Displayed in the Second Floor Passage of the Gardner Museum, a charming and skillfully painted Japanese two-panel folding screen depicts the Three Vinegar Tasters (sansanzu 三酸図), a beloved theme among Zen painters. It takes as its subject a legendary episode involving three figures famous in Chinese cultural history: the poet Tao Yuanming (365–427), the Daoist scholar Lu Xiujing (406–477), and the Buddhist monk Huiyuan (334–416). According to the legend, while spending a relaxing afternoon together in the garden of Huiyan’s temple, the three friends drank from an old pot of wine so aged it had turned to vinegar. Shocked by the sour flavor, they were at once jolted awake from their reverie. The three men were later identified as avatars of the three great teachers Confucius, Laozi, and the historical Buddha, Shakyamuni. Their vinegar experience was understood to exemplify the so-called Unity of the Three Creeds—Confucianism, Daoism, and Buddhism: vinegar tastes alike to all practitioners regardless of individual teachings and beliefs. And life and its experiences, like the sour taste of vinegar, is common to adherents of all creeds.

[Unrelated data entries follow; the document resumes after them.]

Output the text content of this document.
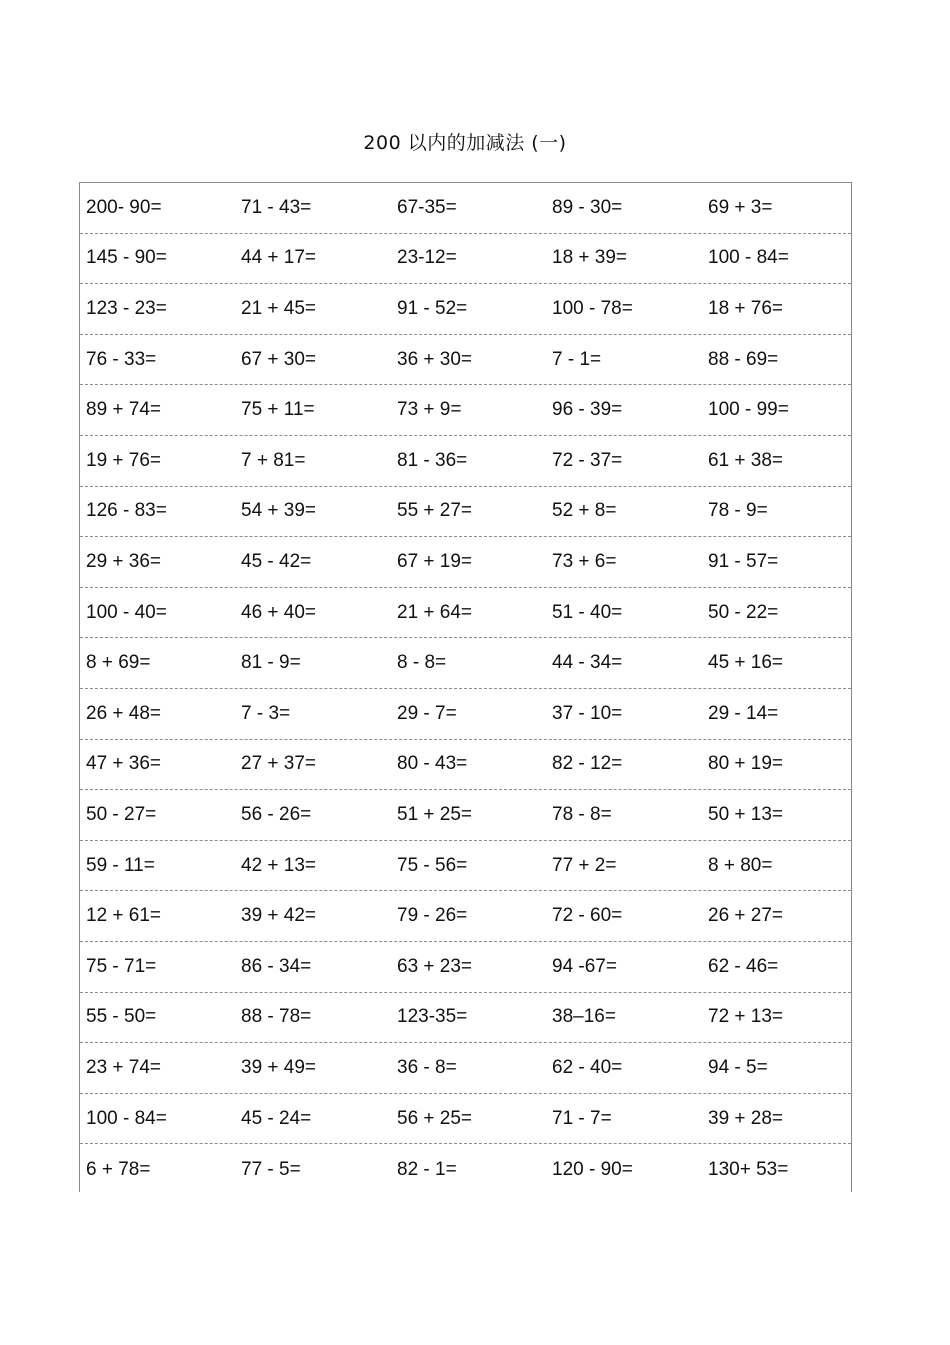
200 以内的加减法 (一)
200- 90=	71 - 43=	67-35=	89 - 30=	69 + 3=
145 - 90=	44 + 17=	23-12=	18 + 39=	100 - 84=
123 - 23=	21 + 45=	91 - 52=	100 - 78=	18 + 76=
76 - 33=	67 + 30=	36 + 30=	7 - 1=	88 - 69=
89 + 74=	75 + 11=	73 + 9=	96 - 39=	100 - 99=
19 + 76=	7 + 81=	81 - 36=	72 - 37=	61 + 38=
126 - 83=	54 + 39=	55 + 27=	52 + 8=	78 - 9=
29 + 36=	45 - 42=	67 + 19=	73 + 6=	91 - 57=
100 - 40=	46 + 40=	21 + 64=	51 - 40=	50 - 22=
8 + 69=	81 - 9=	8 - 8=	44 - 34=	45 + 16=
26 + 48=	7 - 3=	29 - 7=	37 - 10=	29 - 14=
47 + 36=	27 + 37=	80 - 43=	82 - 12=	80 + 19=
50 - 27=	56 - 26=	51 + 25=	78 - 8=	50 + 13=
59 - 11=	42 + 13=	75 - 56=	77 + 2=	8 + 80=
12 + 61=	39 + 42=	79 - 26=	72 - 60=	26 + 27=
75 - 71=	86 - 34=	63 + 23=	94 -67=	62 - 46=
55 - 50=	88 - 78=	123-35=	38–16=	72 + 13=
23 + 74=	39 + 49=	36 - 8=	62 - 40=	94 - 5=
100 - 84=	45 - 24=	56 + 25=	71 - 7=	39 + 28=
6 + 78=	77 - 5=	82 - 1=	120 - 90=	130+ 53=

The idea of the Unity of the Three Creeds first emerged in late-eleventh century China among a socio-cultural group of men committed to the ancient ideal of the gentleman scholar (wenjen 文人). For these men, the amateur artist (poet-calligrapher-painter-scholar-musician) embodied the highest of all human attainments. Paintings of the theme of the Unity of the Three Creeds, which includes the Three Laughters of Tiger Ravine and the Patriarchs of the Three Creeds, “express the principle of the fundamental unity of man, nature, and society and of political-ethical, religious, and artistic concerns. It is a principle that dissolves the boundaries between the sacred and the profane, the self and the non-self, the animate and the inanimate, the beautiful and the ugly, between social classes and between nations.”1
Not only does the theme of the Gardner screen originate in China, so too does the style of painting it employs. The fluid, calligraphic lines that showcase the hand of the artist reflect an approach to painting that flourished among Chan (the Chinese word for Zen) monastic communities of the Song dynasty (960–1279). The large pine tree, curving in and out of the composition, its angular branches guiding the viewer to the figures below, is a common motif found in both Chan painting and in painting of the Southern Song imperial court (1127–1279). However, the folding screen painting format and the application of the gold leaf ground place this work squarely in the hands of a Japanese painter.
Painted in the seventeenth century by an artist of the Kano school, the official painting house of Japan’s military rulers, famous for its mastery of Chinese pictorial modes, the figures in the Gardner screen bear close resemblance to those portrayed in a hanging scroll of the same subject attributed to Kano Motonobu (1476–1559), the second-generation head of the Kano school.
The pose and position of the two figures standing near the pot, as well as the profile view and hand positions of the figure on the left, including the way his two raised fingers are visible through his pointed goatee, indicate the artist of the Gardner screen has closely followed Motonobu’s model, modifying it to suit the larger painting format. This kind of modification and adaptation of a master’s work was common practice in Kano painting workshops, which grew at such a rapid pace over the course of the Edo period (1615–1868; by the early eighteenth century, there were twenty Kano studios active in the city of Edo alone) that a strict training curriculum based on the study of a corpus of model paintings (funpon 粉本) was implemented. Young apprentices were required to copy this body of painting models, memorizing brush modes and compositions, thus ensuring artistic continuity and consistency in the works produced by Kano trained painters.
Little is known about the painting’s provenance prior to its acquisition by Isabella at an auction held by art dealer Matsuki Bunkio in 1901. The size of the screen’s panels suggests they may once have been mounted as sliding doors (fusuma 襖), perhaps in the rooms of a Zen temple, where they would have been part of a large suite of Chinese figures. Kano school artists were often commissioned to paint the interiors of Zen temples, and they frequently portrayed Chinese figural themes including the Unity of the Three Creeds. And that creates a delightful irony in the history of this painting. As already mentioned, the theme belongs to the lineage of ideas of eleventh century gentleman scholars from China who aspired to the ideal of the amateur artist-philosopher, for whom painting was not about formal likeness or technical skill but about capturing the essence of the subject. Such ideas were diametrically opposed to those of the professionally trained Kano school artists working from copybooks. Such an artist, in the gentleman scholar’s view, could never understand nor capture the depth and complexity of the Unity of the Three Creeds. Yet here we have the Gardner screen, as well as the many Kano masterpieces, proving them wrong.
1John Rosenfield, “The Unity of the Three Creeds: A Theme in Japanese Ink Painting of the Fifteenth Century,” in Japan in the Muromachi Age, ed. John Whitney Hall and Toyoda Takeshi (Berkeley: University of California Press, 1977), 207.